魚麗想也不想就拒絕:“我說了不用了……”話音未落,封逸猛地一敲方向盤,冷冷道,“我要是耍花樣,就讓我出車禍不得好死,你滿意了嗎?上來!”


    原地踟躕片刻,魚麗拉開車門上了車:“謝謝。”


    “謝?”封逸冷嘲一聲,猛地踩下了油門。


    坐在副駕駛的妻子不由自主地往後一仰:“你開慢點。”


    “你不滿意可以滾下去。”


    妻子冷嘲道:“喲,真橫,你那麽有能耐,當初怎麽要和我結婚呢?”


    封逸過去從未受過這般侮辱,但想一想如今情形,不得不忍氣吞聲,但麵孔扭曲,形如惡鬼。


    魚麗從後視鏡裏看到他的表情,原以為自己會高興,但沒有,她無悲無喜。


    還記得那件事發生後,裴瑾問她想要如何處理,她想了很久,終於說:“我想他嚐一嚐被迫和不喜歡的人在一起是一種什麽樣的滋味,刀隻有割在自己身上才知道痛。”


    因為種種安排,封逸心理再不情願,也不得不為了封家的未來,和一個完全不喜歡的女人在一起,這個女人還極其強勢聰明,屢屢挾製他,偏偏現在他有求於嶽家,壓根不能離婚。


    這種被迫和另一個不喜歡甚至是討厭的人在一起的感覺,好比是淩遲,一刀一刀都不致命,可渾身都痛,還不能一死了之,怎一個苦不堪言了得?


    “阿嚏——”車裏空調打得太低,魚麗一身是汗,一受凍,狠狠打了兩個噴嚏。


    封逸抿了抿嘴角,把空調關小了一點。


    妻子看見了,嘴角微動,目露譏諷,剛想說什麽,封逸狠狠剜了她一眼,她挑了挑眉梢,暫且隱忍,她可不想讓魚麗看了笑話。


    然而,魚麗其實並沒有注意到他們夫妻之間的眉眼官司,她的心思已經全部飄回了遊園,手錶上的指針滴滴答答走著,好像一眨眼就過去了好幾分鍾,魚麗越想越鬱悶,覺得今天大概真的要完蛋了。


    結婚當天……新娘……不見了_(:3」∠)_


    她心急如焚,恨不得一秒鍾就開過一公裏,可車速卻越來越慢,後來幹脆以龜速在挪動,魚麗撲到椅背上:“怎麽了,這是怎麽了?”


    封逸隻聞到一股暗香襲來,眼光一瞥,隻見她鬢邊額角全是汗,奇就奇在煞是好聞,令人心神搖曳。


    好一會兒,他才說:“堵了。”他聽見自己略帶惡意地問,“如果真的趕不上,怎麽辦?”

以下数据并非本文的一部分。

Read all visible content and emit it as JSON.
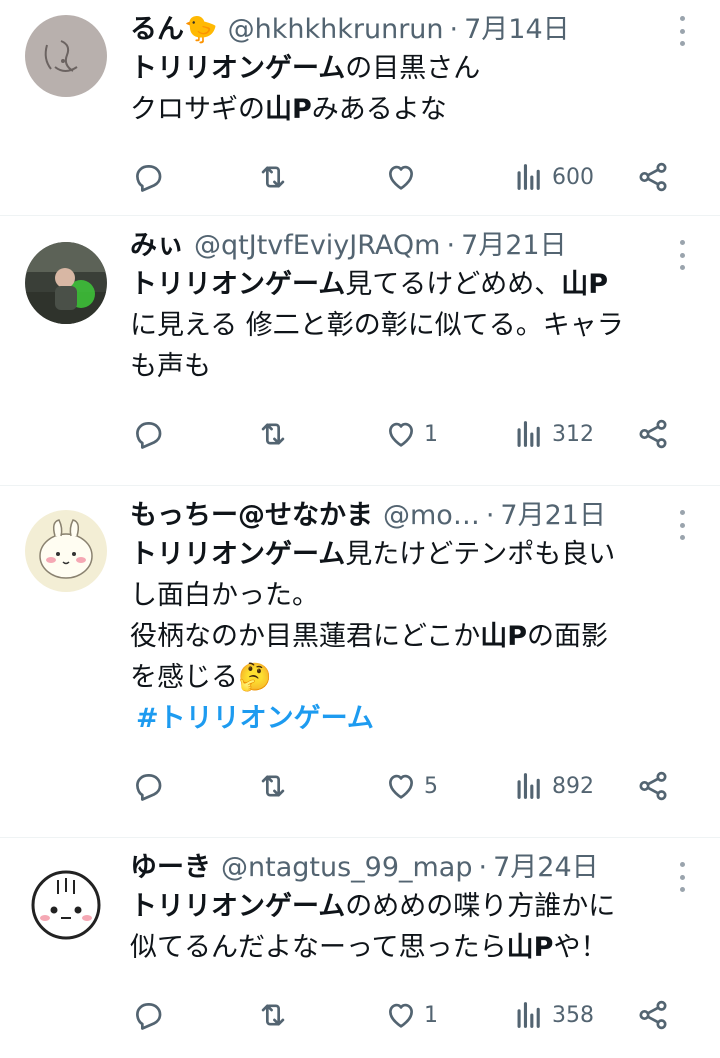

    要是結婚當天新娘不出現,裴瑾在常青市的臉可就算是丟完了,他是很樂意看到這樣的事發生的。


    可魚麗聽完,嘆了口氣:“趕不上的話,晚上結唄。”


    本來定的時間是中午,如果來不及,隻能改到晚上……前提是裴瑾能和她有點默契qaq。


    “非嫁他不可?”


    “非他不可。”


    封逸不說話了。


    車子還是不緊不慢地往前挪,魚麗實在等不下去了:“謝謝你,我還是走過去吧,太慢了。”


    不等封逸說話,她打開車門就跳了下來,纖細的身影在車流中擠出一條路來,很快消失不見了。


    封逸沉默地注視著她的背影,車內仿佛還殘留著她身上的香氣。


    “別看了,人都走得沒影了。”妻子笑著說,“不如,我們也去討杯喜酒喝喝?請帖應該也發給你了吧。”


    封逸冷冷道:“你最好別打她的主意。”


    “她是別人的妻子,和我有什麽關係?”言下之意是,隻要她一直都是別人的妻子,當然同她不相幹,可若是和自己的丈夫有了什麽瓜葛,那就不好說了。


    同一時間,遊園。


    原定好的婚禮時間是12點,現在已經12點32分了,新娘還是沒有蹤影,已經不止有一個客人好奇地詢問過:“新娘是哪一位?”


    在場的眾多女性裏,沒有一位是穿著婚紗。


    一群人急著找裴瑾:“新娘子到底去哪裏了?”


    裴瑾思考了半天:“我真的不知道啊……”


    “我怎麽看你一點都不急?”蘇浮白狐疑道,“該不會是你搞的什麽花樣吧?”


    裴瑾沒好氣道:“我會自己把自己的新娘弄沒了嗎?”


    杜謙嘴欠:“不然你考慮一下我的建議……”


    “老闆,還不開宴嗎?”崔瑩瑩急得都見了汗,“再拖下去大家就要有意見了。”


    裴瑾嘆了口氣:“沒辦法了,我承認自己被甩了,大家開飯吧。”他說著就要往台上走,被其他人用力拉了回來,差點把他拉了一個趔趄,“你們幹嘛?別拉拉扯扯的。”


    “你非要這樣?那你八輩子的臉都丟光了。”


    “那怎麽辦?”裴瑾反問。


    結婚當天,新娘不見了,那隻有兩個辦法,一,換個新娘,二,承認被甩。


    正在所有人麵麵相覷的時候,徐貞叫了一聲:“看!”


    眾人刷刷刷朝門口看去,隻見一個少女氣喘籲籲地跑進來:“裴……”她喘不勻氣,“我……我……”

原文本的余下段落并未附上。